Les morsures de serpents font partie de la catégorie prioritaire des maladies tropicales négligées. Il s’agit d’un phénomène négligé dans un premier temps par les victimes, qui ne mettent pas en application des mesures indiquées pour prévenir les risques de morsures de serpents. Ce phénomène est négligé au second niveau par les politiques du système de santé mises en place et qui accordent peu d’intérêt à la question des morsures de serpent. En troisième lieu, cette maladie est négligée par les bailleurs de fonds et l’industrie du médicament qui s’intéressent moins à la production des anti-venins sollicités à chaque niveau de la pyramide sanitaire.

Que faites-vous pour sensibiliser les populations des zones rurales ?

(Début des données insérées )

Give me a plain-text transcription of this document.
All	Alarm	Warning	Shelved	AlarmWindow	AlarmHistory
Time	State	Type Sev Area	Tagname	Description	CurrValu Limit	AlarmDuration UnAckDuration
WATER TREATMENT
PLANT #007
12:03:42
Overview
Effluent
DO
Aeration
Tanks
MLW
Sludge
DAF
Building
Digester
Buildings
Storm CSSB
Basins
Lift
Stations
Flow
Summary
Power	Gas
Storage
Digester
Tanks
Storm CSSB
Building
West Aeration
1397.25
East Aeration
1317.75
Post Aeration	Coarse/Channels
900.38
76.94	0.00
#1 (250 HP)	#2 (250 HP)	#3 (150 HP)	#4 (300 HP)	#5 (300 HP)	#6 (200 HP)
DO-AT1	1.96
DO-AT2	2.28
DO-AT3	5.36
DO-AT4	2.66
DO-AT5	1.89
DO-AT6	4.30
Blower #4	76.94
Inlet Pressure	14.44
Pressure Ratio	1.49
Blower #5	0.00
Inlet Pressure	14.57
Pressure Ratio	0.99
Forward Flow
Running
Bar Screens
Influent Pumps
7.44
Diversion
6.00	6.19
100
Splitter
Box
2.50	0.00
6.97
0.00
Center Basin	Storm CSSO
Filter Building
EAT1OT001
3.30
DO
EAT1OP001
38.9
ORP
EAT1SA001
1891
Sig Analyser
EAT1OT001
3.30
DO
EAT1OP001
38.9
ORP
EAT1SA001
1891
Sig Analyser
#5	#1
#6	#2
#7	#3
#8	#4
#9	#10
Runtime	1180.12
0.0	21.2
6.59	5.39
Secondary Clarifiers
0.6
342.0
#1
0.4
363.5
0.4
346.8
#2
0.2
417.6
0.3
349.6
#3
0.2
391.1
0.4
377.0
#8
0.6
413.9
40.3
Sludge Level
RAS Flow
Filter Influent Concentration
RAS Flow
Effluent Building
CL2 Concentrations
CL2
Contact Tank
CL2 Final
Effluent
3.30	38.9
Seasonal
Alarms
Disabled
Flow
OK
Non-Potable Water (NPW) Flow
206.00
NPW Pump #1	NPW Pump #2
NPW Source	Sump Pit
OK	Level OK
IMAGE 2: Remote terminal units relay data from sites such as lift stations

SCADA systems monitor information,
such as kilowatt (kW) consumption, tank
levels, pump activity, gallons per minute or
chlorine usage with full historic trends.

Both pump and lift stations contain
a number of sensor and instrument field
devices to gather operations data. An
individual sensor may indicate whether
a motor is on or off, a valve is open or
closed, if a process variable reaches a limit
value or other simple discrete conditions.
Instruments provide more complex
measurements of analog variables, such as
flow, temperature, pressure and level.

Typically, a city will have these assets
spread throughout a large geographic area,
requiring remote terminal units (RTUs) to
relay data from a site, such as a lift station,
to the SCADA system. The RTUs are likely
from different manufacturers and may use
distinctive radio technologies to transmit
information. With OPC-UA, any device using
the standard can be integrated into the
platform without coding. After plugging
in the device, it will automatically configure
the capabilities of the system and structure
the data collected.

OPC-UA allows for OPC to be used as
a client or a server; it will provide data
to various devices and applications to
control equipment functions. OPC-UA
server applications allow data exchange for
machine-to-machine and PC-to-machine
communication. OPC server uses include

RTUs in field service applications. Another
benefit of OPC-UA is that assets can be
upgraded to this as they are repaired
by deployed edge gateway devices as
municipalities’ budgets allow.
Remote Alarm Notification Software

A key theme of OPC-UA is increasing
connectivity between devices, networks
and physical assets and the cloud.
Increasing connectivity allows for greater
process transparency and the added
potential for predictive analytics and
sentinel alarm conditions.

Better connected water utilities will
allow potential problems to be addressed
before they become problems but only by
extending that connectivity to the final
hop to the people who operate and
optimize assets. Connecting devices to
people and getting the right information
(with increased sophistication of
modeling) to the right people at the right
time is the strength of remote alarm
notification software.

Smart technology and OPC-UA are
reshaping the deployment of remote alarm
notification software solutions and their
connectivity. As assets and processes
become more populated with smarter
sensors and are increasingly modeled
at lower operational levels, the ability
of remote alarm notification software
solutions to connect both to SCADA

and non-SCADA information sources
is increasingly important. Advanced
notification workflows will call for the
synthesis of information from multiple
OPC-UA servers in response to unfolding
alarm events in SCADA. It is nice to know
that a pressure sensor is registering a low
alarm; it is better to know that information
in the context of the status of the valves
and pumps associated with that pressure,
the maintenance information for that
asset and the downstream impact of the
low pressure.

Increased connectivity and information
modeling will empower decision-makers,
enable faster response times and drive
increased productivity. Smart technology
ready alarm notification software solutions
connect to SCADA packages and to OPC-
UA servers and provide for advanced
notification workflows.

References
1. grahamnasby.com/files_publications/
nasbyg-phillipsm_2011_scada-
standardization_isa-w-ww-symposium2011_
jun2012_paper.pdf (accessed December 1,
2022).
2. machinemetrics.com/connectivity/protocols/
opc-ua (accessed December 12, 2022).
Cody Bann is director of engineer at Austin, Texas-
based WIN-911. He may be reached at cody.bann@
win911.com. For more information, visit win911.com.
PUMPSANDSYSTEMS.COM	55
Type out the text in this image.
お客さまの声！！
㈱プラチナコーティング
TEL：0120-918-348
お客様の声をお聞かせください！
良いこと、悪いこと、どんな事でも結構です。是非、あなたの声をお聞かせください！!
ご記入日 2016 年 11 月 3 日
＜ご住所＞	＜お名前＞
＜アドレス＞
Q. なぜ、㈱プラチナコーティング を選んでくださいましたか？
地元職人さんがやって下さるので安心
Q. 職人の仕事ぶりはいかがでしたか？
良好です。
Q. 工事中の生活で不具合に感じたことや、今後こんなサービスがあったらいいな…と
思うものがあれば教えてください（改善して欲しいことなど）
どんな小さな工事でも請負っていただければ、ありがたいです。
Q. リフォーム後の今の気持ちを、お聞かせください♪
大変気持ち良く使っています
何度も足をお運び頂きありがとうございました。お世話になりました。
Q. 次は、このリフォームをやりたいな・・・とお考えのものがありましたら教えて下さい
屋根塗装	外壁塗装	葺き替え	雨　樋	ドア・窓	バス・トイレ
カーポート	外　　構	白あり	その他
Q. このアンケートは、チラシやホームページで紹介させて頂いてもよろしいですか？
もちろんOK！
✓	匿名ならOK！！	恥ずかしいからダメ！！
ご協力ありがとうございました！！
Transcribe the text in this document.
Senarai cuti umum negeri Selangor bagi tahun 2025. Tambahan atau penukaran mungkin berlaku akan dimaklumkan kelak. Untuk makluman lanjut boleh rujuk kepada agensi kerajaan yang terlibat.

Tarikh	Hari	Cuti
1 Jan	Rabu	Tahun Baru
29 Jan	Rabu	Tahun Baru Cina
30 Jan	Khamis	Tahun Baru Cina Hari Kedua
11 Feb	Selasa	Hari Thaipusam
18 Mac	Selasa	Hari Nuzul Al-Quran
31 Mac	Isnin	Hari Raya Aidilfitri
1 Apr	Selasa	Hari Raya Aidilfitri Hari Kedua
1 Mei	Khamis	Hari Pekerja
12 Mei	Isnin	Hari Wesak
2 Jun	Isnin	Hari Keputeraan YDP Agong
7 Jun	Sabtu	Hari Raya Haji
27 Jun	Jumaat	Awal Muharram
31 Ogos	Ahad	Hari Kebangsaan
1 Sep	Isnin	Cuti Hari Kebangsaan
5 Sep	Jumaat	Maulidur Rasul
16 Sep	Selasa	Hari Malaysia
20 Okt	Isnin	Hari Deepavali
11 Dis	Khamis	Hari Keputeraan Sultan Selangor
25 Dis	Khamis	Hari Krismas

La sensibilisation des populations en zones rurales utilise une approche intégrée, impliquant plusieurs intervenants, à l’instar des hommes de médias, des professionnels de la biomédecine et de la médecine traditionnelle. Nous convions souvent les médias à la table de discussion pour qu’ils puissent relayer l’information vers les cibles visées. Nous organisons également des ateliers de formation, des tables rondes de discussion avec les tradipraticiens et les professionnels de la médecine moderne pour qu’ils soient suffisamment outillés sur les guidelines de gestion des cas et des actions de prévention à implémenter et à diffuser par des campagnes de sensibilisation au sein des communautés des zones rurales et urbano-rurales. Pendant les séances de sensibilisation, en plus des gestes de premiers secours plus haut mentionnés, nous insistons sur ce qu’il faut faire pour prévenir les morsures de serpent. C’est alors que l’accent est mis sur : l’utilisation des équipements de protection individuelle (bottes, vêtements longues manches) dans des environnements à risque de morsure de serpent ; l’utilisation d’une source lumineuse lorsqu’on se déplace dans les espaces obscurs où l’on risque de piétiner un serpent ; l’aménagement de l’environnement (défrichage, hygiène de l’habitat …); la lutte contre les rongeurs dans l’environnement intérieur des habitations car ils constituent des proies qui attirent des serpents à l’intérieur des domiciles ; la vérification de l’environnement intérieur des chaussures et des oreillers avant leur usage; dormir sous moustiquaires.